Modern day foreclosures involving securitization; “SBM” cases (“successor by merger”, like Wells Fargo on Wachovia originations); and cases involving bankrupt or non-existent “lenders” who may or may not have been real “lenders” (and brokers who were essentially acting as agents for third-party funding entities), had no fact-specific or issue-specific legal precedent to rely on. Thus, the bankster and servicers attorneys try to convince the Judges that the law of securities, contracts, fraud, corporations, transfers of beneficial interests under mortgage instruments, constitutional law, etc. do not apply to what they call a “routine foreclosure” where the only issues, according to them, are “the homeowner did not pay and we have the Note with a blank endorsement”. Unfortunately, many of the Judges believe this swill as many cases have gone uncontested.

However, despite this intentional effort on the part of attorneys for the banksters and servicers to pervert the law to their own benefit, the law remains unsettled. For example, the January, 2015 Jesinoski decision from the U.S. Supreme Court opened more doors than it closed, and the litigation as to what the decision really means remains unresolved and continues.

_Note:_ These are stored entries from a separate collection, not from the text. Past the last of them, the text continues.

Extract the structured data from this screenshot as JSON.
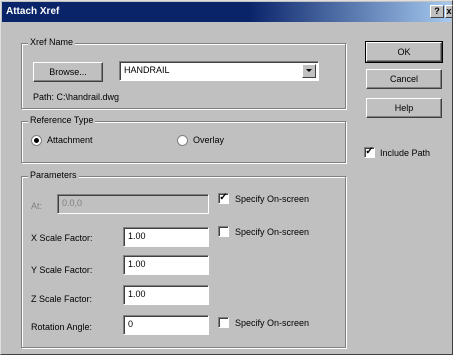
{
  "window": {
    "title": "Attach Xref",
    "help_glyph": "?",
    "close_glyph": "x"
  },
  "xref_name": {
    "group_label": "Xref Name",
    "browse_label": "Browse...",
    "name_value": "HANDRAIL",
    "path_text": "Path: C:\\handrail.dwg"
  },
  "reference_type": {
    "group_label": "Reference Type",
    "attachment_label": "Attachment",
    "overlay_label": "Overlay",
    "selected": "Attachment"
  },
  "parameters": {
    "group_label": "Parameters",
    "at_label": "At:",
    "at_value": "0.0,0",
    "specify_onscreen_label": "Specify On-screen",
    "x_scale_label": "X Scale Factor:",
    "x_scale_value": "1.00",
    "y_scale_label": "Y Scale Factor:",
    "y_scale_value": "1.00",
    "z_scale_label": "Z Scale Factor:",
    "z_scale_value": "1.00",
    "rotation_label": "Rotation Angle:",
    "rotation_value": "0",
    "insertion_specify_checked": true,
    "scale_specify_checked": false,
    "rotation_specify_checked": false
  },
  "buttons": {
    "ok": "OK",
    "cancel": "Cancel",
    "help": "Help"
  },
  "include_path": {
    "label": "Include Path",
    "checked": true
  },
  "colors": {
    "title_active": "#0a246a",
    "face": "#c0c0c0",
    "background": "#000000"
  }
}
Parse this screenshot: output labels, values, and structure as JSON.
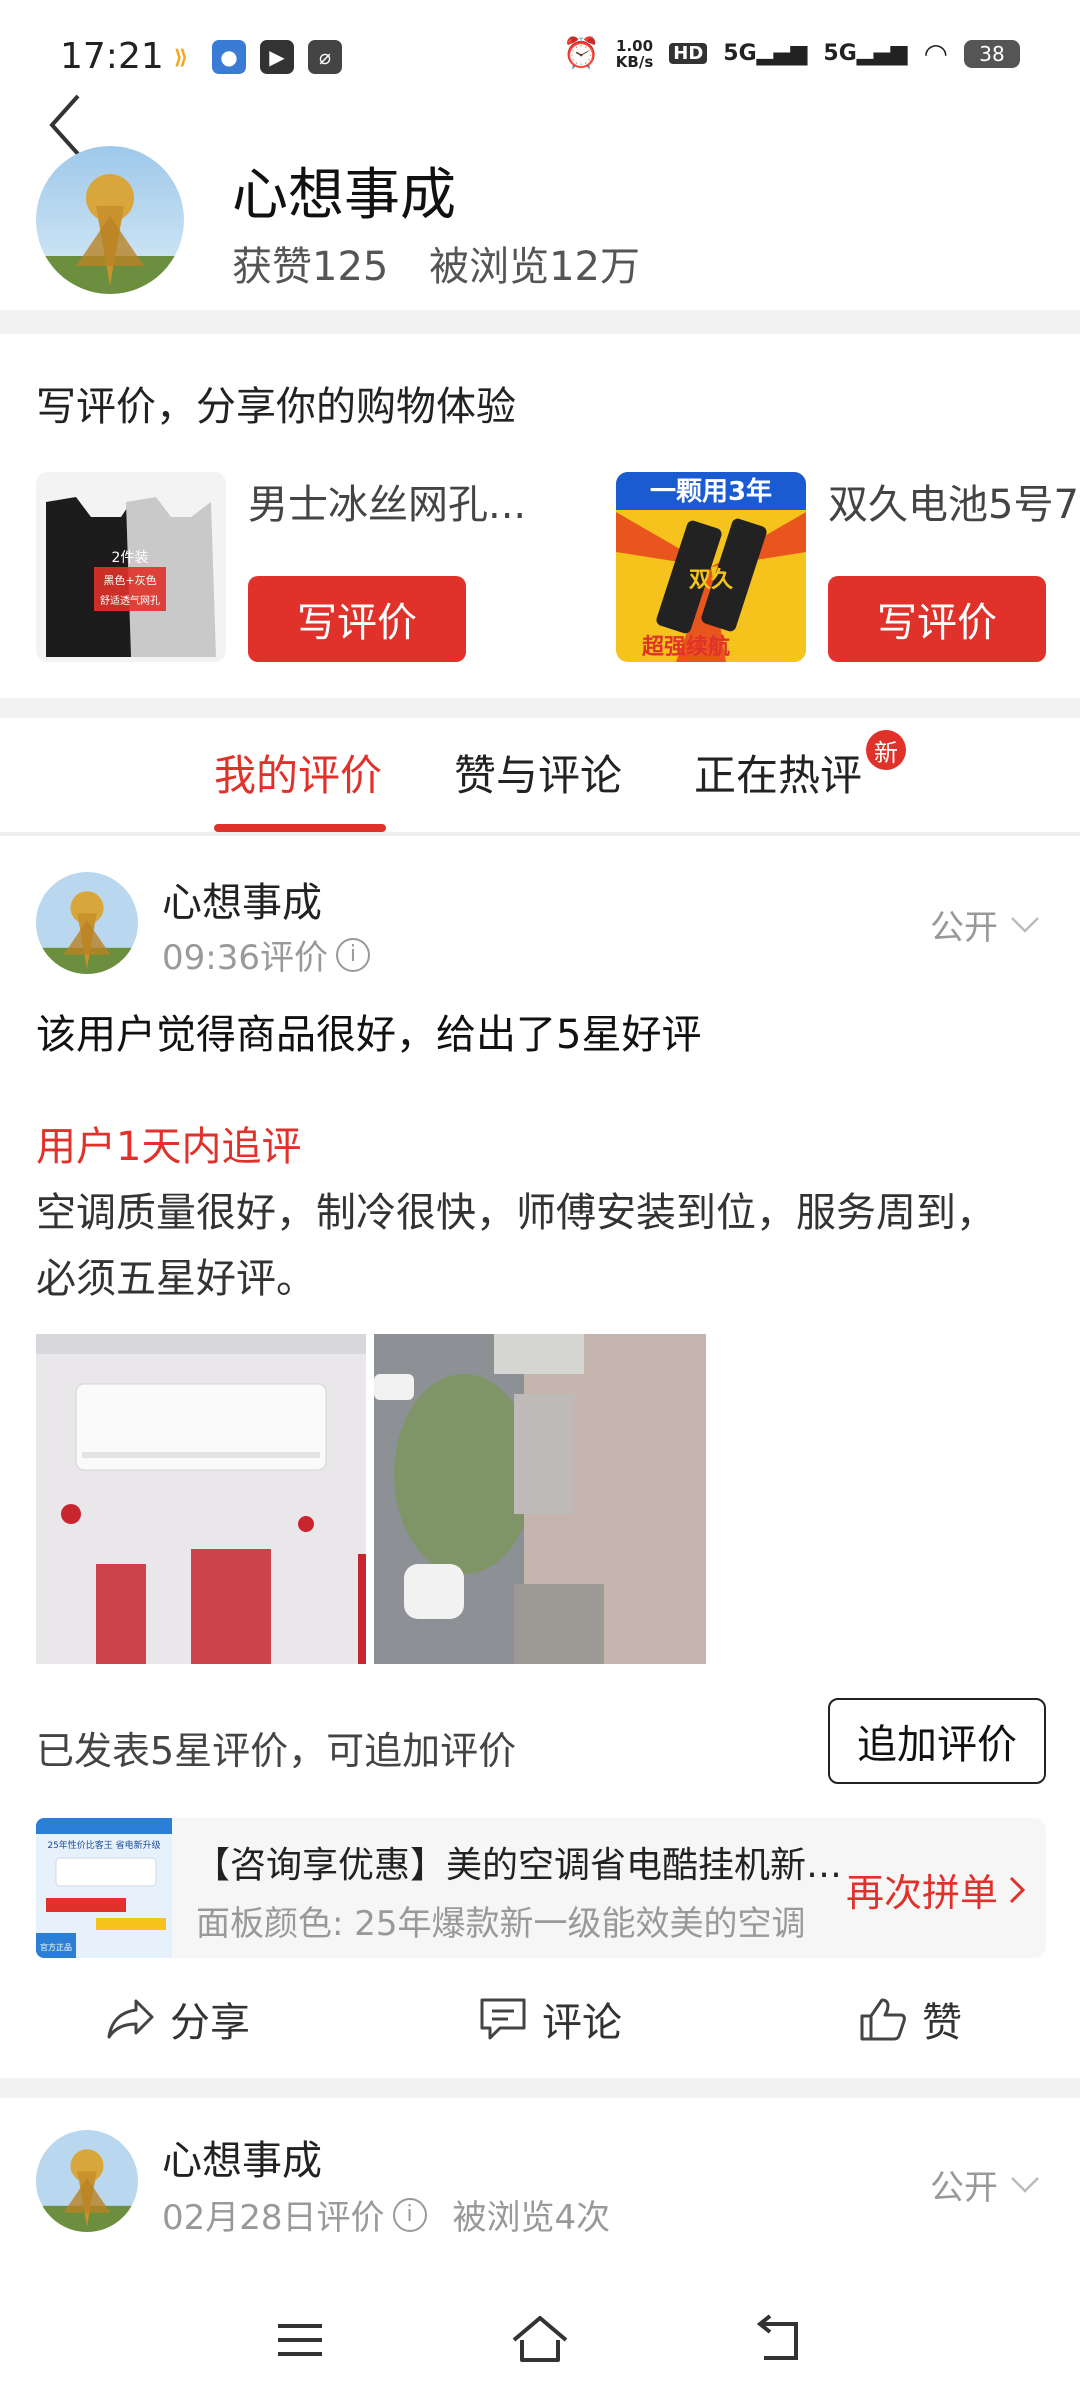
{
  "status_bar": {
    "time": "17:21",
    "speed_top": "1.00",
    "speed_bottom": "KB/s",
    "hd": "HD",
    "net1": "5G",
    "net2": "5G",
    "battery": "38"
  },
  "profile": {
    "name": "心想事成",
    "likes": "获赞125",
    "views": "被浏览12万"
  },
  "write_review": {
    "title": "写评价，分享你的购物体验",
    "products": [
      {
        "name": "男士冰丝网孔...",
        "button": "写评价",
        "img_text_1": "2件装",
        "img_text_2": "黑色+灰色",
        "img_text_3": "舒适透气网孔"
      },
      {
        "name": "双久电池5号7",
        "button": "写评价",
        "img_text_1": "一颗用3年",
        "img_text_2": "超强续航",
        "img_text_3": "双久"
      }
    ]
  },
  "tabs": {
    "items": [
      "我的评价",
      "赞与评论",
      "正在热评"
    ],
    "badge": "新"
  },
  "review1": {
    "user": "心想事成",
    "time": "09:36评价",
    "visibility": "公开",
    "summary": "该用户觉得商品很好，给出了5星好评",
    "follow_up_title": "用户1天内追评",
    "follow_up_text": "空调质量很好，制冷很快，师傅安装到位，服务周到，必须五星好评。",
    "posted_note": "已发表5星评价，可追加评价",
    "add_button": "追加评价",
    "order": {
      "title": "【咨询享优惠】美的空调省电酷挂机新一级能效",
      "spec": "面板颜色: 25年爆款新一级能效美的空调",
      "rebuy": "再次拼单",
      "img_text_1": "25年性价比客王 省电新升级",
      "img_text_2": "官方正品"
    },
    "actions": {
      "share": "分享",
      "comment": "评论",
      "like": "赞"
    }
  },
  "review2": {
    "user": "心想事成",
    "time": "02月28日评价",
    "views": "被浏览4次",
    "visibility": "公开"
  },
  "colors": {
    "accent": "#e0312a",
    "divider": "#f2f2f2"
  }
}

Another example is Mr. Barnes’ victories in the Supreme Courts of Oregon and Montana as to whether MERS is the “beneficiary” of a Deed of Trust (which it is not, as both Supreme Courts so ruled), which directly affects any alleged “transfer” of a beneficial interest in the mortgage instrument.

It is up to us, on the right side of the law, to continue the fight, and we sincerely thank those who have the gumption to continue it.